BioNTech chief executive Ugur Sahin said the coronavirus vaccine they are developing with Pfizer could reduce COVID-19 transmission by up to 50 percent globally.
BioNTech and U.S. pharmaceutical firm Pfizer announced last week that their jointly developed COVID-19 vaccine candidate was 90 percent effective in protecting people from the disease. Sahin, the scientist behind the first potential coronavirus vaccine to pass interim clinical trials, said on Tuesday that the shot could reduce global transmission of COVID-19, causing a “dramatic” reduction in infections.

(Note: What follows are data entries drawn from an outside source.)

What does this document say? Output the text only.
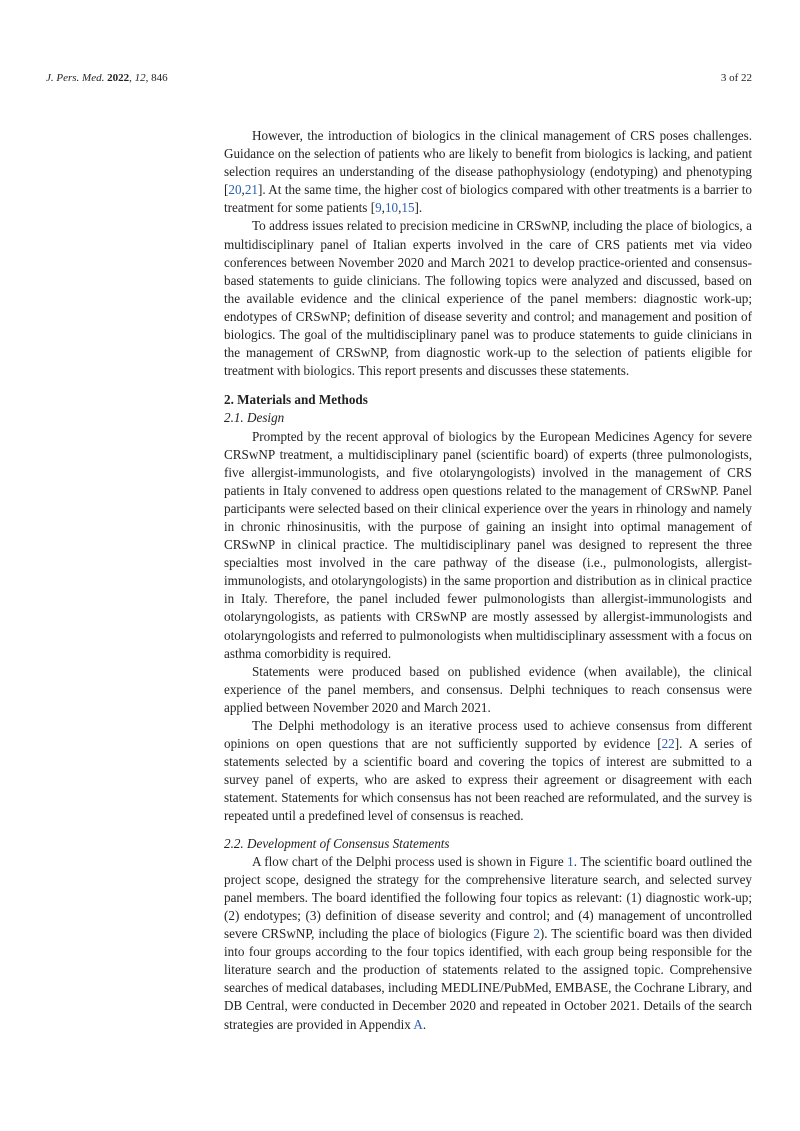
J. Pers. Med. 2022, 12, 846	3 of 22

However, the introduction of biologics in the clinical management of CRS poses challenges. Guidance on the selection of patients who are likely to benefit from biologics is lacking, and patient selection requires an understanding of the disease pathophysiology (endotyping) and phenotyping [20,21]. At the same time, the higher cost of biologics compared with other treatments is a barrier to treatment for some patients [9,10,15].

To address issues related to precision medicine in CRSwNP, including the place of biologics, a multidisciplinary panel of Italian experts involved in the care of CRS patients met via video conferences between November 2020 and March 2021 to develop practice-oriented and consensus-based statements to guide clinicians. The following topics were analyzed and discussed, based on the available evidence and the clinical experience of the panel members: diagnostic work-up; endotypes of CRSwNP; definition of disease severity and control; and management and position of biologics. The goal of the multidisciplinary panel was to produce statements to guide clinicians in the management of CRSwNP, from diagnostic work-up to the selection of patients eligible for treatment with biologics. This report presents and discusses these statements.

2. Materials and Methods
2.1. Design

Prompted by the recent approval of biologics by the European Medicines Agency for severe CRSwNP treatment, a multidisciplinary panel (scientific board) of experts (three pulmonologists, five allergist-immunologists, and five otolaryngologists) involved in the management of CRS patients in Italy convened to address open questions related to the management of CRSwNP. Panel participants were selected based on their clinical experience over the years in rhinology and namely in chronic rhinosinusitis, with the purpose of gaining an insight into optimal management of CRSwNP in clinical practice. The multidisciplinary panel was designed to represent the three specialties most involved in the care pathway of the disease (i.e., pulmonologists, allergist-immunologists, and otolaryngologists) in the same proportion and distribution as in clinical practice in Italy. Therefore, the panel included fewer pulmonologists than allergist-immunologists and otolaryngologists, as patients with CRSwNP are mostly assessed by allergist-immunologists and otolaryngologists and referred to pulmonologists when multidisciplinary assessment with a focus on asthma comorbidity is required.

Statements were produced based on published evidence (when available), the clinical experience of the panel members, and consensus. Delphi techniques to reach consensus were applied between November 2020 and March 2021.

The Delphi methodology is an iterative process used to achieve consensus from different opinions on open questions that are not sufficiently supported by evidence [22]. A series of statements selected by a scientific board and covering the topics of interest are submitted to a survey panel of experts, who are asked to express their agreement or disagreement with each statement. Statements for which consensus has not been reached are reformulated, and the survey is repeated until a predefined level of consensus is reached.

2.2. Development of Consensus Statements

A flow chart of the Delphi process used is shown in Figure 1. The scientific board outlined the project scope, designed the strategy for the comprehensive literature search, and selected survey panel members. The board identified the following four topics as relevant: (1) diagnostic work-up; (2) endotypes; (3) definition of disease severity and control; and (4) management of uncontrolled severe CRSwNP, including the place of biologics (Figure 2). The scientific board was then divided into four groups according to the four topics identified, with each group being responsible for the literature search and the production of statements related to the assigned topic. Comprehensive searches of medical databases, including MEDLINE/PubMed, EMBASE, the Cochrane Library, and DB Central, were conducted in December 2020 and repeated in October 2021. Details of the search strategies are provided in Appendix A.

“As a scientist and from extrapolation of what we have seen so far from other viruses, I would expect a high efficacy in preventing disease translates into at least some efficacy in preventing infection,” said Ugur Sahin. “I’m very confident that transmission between people will be reduced by such a highly effective vaccine—maybe not 90 percent but maybe 50 percent,” he added.
Sahin added that certainty around the impact of the vaccine would not come until next year. Despite the reduction rate being pegged at only 50 percent, he said that would already result in a significant reduction of the pandemic spread.
The BioNTech chief said their scientists would have a better understanding of the impact of the coronavirus vaccine in curbing transmission in a few months, following further analysis of its response in trial participants. The company earlier said that finding the answers to crucial questions regarding the efficacy of the COVID vaccine and establishing whether it could also stop asymptomatic infections would only be answerable in the coming weeks and months.
It remains unknown how long immunization will last once a person receives the vaccine, but Sahin said it could be required “every year, every second year, or every five years,” depending on the antibody response. Sahin also revealed that they hope to deliver the vaccine by the end of 2020 but its impact might not be felt until summer next year.
“We will not have a big impact on the infection numbers with our vaccine this winter,” he said. “If everything continues to go well, we will start to deliver the vaccine end of this year, beginning of next year. The bigger impact will not happen until summer. The summer will help us anyway because the infection rate will go down,” he explained.